Engineering thermoplastics

Abstract

Engineering polymers comprise a special, high-performance segment of synthetic plastic materials that offer premium properties. When properly formulated, they may be shaped into mechanically functional, semiprecision parts, or structural components. The term “mechanically functional” implies that the parts will continue to function even if they are subjected to factors such as mechanical stress, impact, flexure, vibration, sliding friction, temperature extremes, and hostile environments. This chapter focuses on the development of engineering thermoplastics during the past 45 years. A significant driving force behind the growth in engineering thermoplastics is the continuing expansion of electrical/electronic markets, which demands smaller, lighter components that operate at higher speeds.
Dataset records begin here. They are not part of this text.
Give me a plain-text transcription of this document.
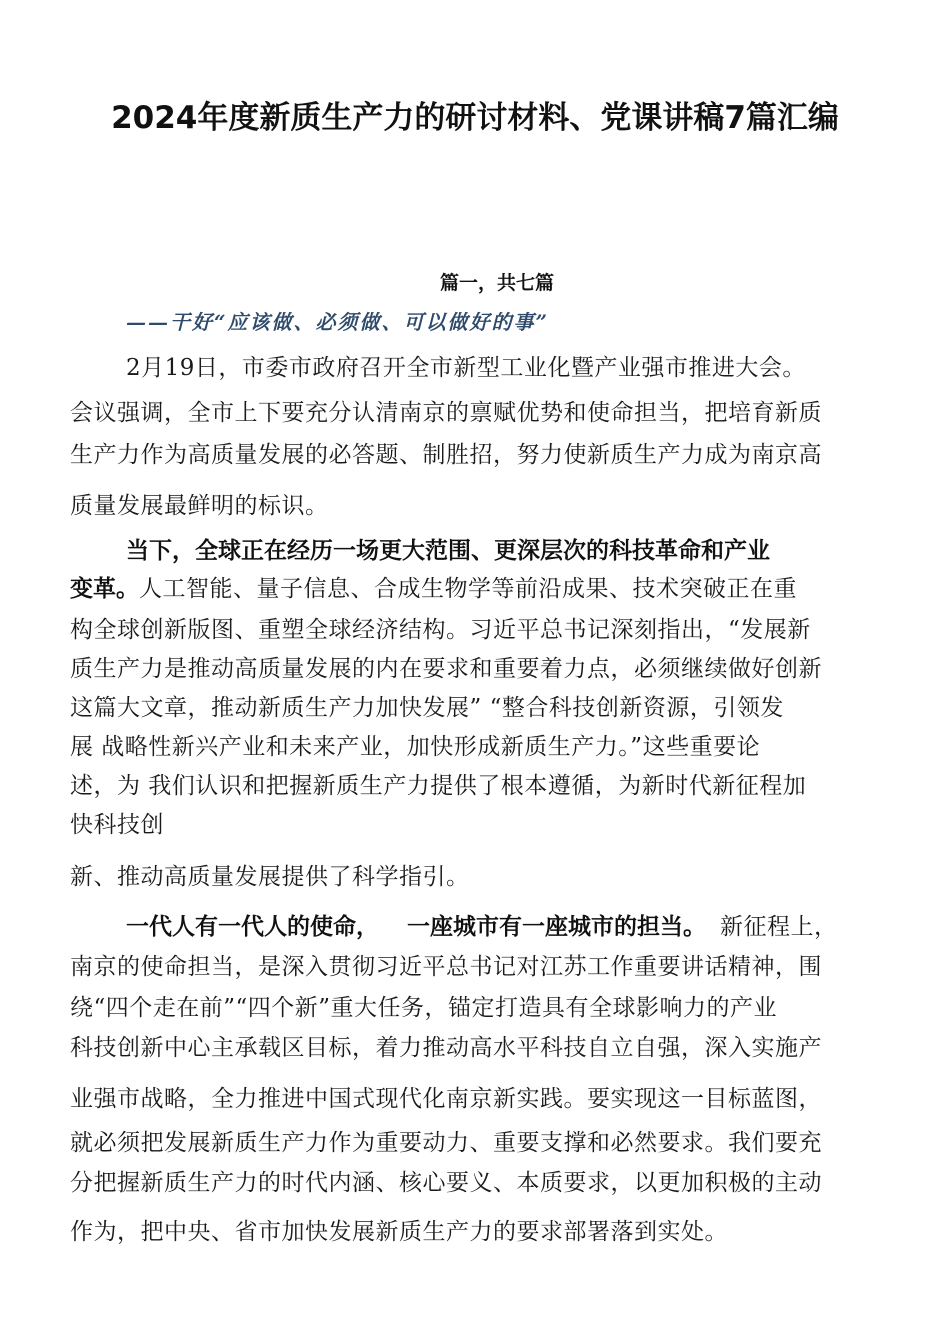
2024年度新质生产力的研讨材料、党课讲稿7篇汇编
篇一，共七篇
——干好“应该做、必须做、可以做好的事”
2月19日，市委市政府召开全市新型工业化暨产业强市推进大会。
会议强调，全市上下要充分认清南京的禀赋优势和使命担当，把培育新质
生产力作为高质量发展的必答题、制胜招，努力使新质生产力成为南京高
质量发展最鲜明的标识。
当下，全球正在经历一场更大范围、更深层次的科技革命和产业
变革。人工智能、量子信息、合成生物学等前沿成果、技术突破正在重
构全球创新版图、重塑全球经济结构。习近平总书记深刻指出，“发展新
质生产力是推动高质量发展的内在要求和重要着力点，必须继续做好创新
这篇大文章，推动新质生产力加快发展” “整合科技创新资源，引领发
展 战略性新兴产业和未来产业，加快形成新质生产力。”这些重要论
述，为 我们认识和把握新质生产力提供了根本遵循，为新时代新征程加
快科技创
新、推动高质量发展提供了科学指引。
一代人有一代人的使命， 一座城市有一座城市的担当。 新征程上，
南京的使命担当，是深入贯彻习近平总书记对江苏工作重要讲话精神，围
绕“四个走在前”“四个新”重大任务，锚定打造具有全球影响力的产业
科技创新中心主承载区目标，着力推动高水平科技自立自强，深入实施产
业强市战略，全力推进中国式现代化南京新实践。要实现这一目标蓝图，
就必须把发展新质生产力作为重要动力、重要支撑和必然要求。我们要充
分把握新质生产力的时代内涵、核心要义、本质要求，以更加积极的主动
作为，把中央、省市加快发展新质生产力的要求部署落到实处。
In addition, the same requirements are driving the automotive market segment. Original Equipment Manufacturers strive towards lower production cost; style flexibility; lower maintenance; and more efficient, lower polluting vehicles that utilize better performing materials under the hood and in exterior components. The future of engineering plastics looks bright. Those industries served by these plastics, and many others, who use traditional materials such as metals, glass, and ceramics, will look to the benefits of engineering polymers to provide them with cost effective materials to help overcome the pressures of spiraling costs. The world economy will continue to influence technical trends. The commercialization of any new engineering polymer based on a new monomer, is unlikely. Rather, the major thrust will take place in molecular shuffling with existing monomers, blend activity, and processing improvements. Key examples are the commercialization of aliphatic polyketones and syndiotactic polystyrene, which use commodity monomers.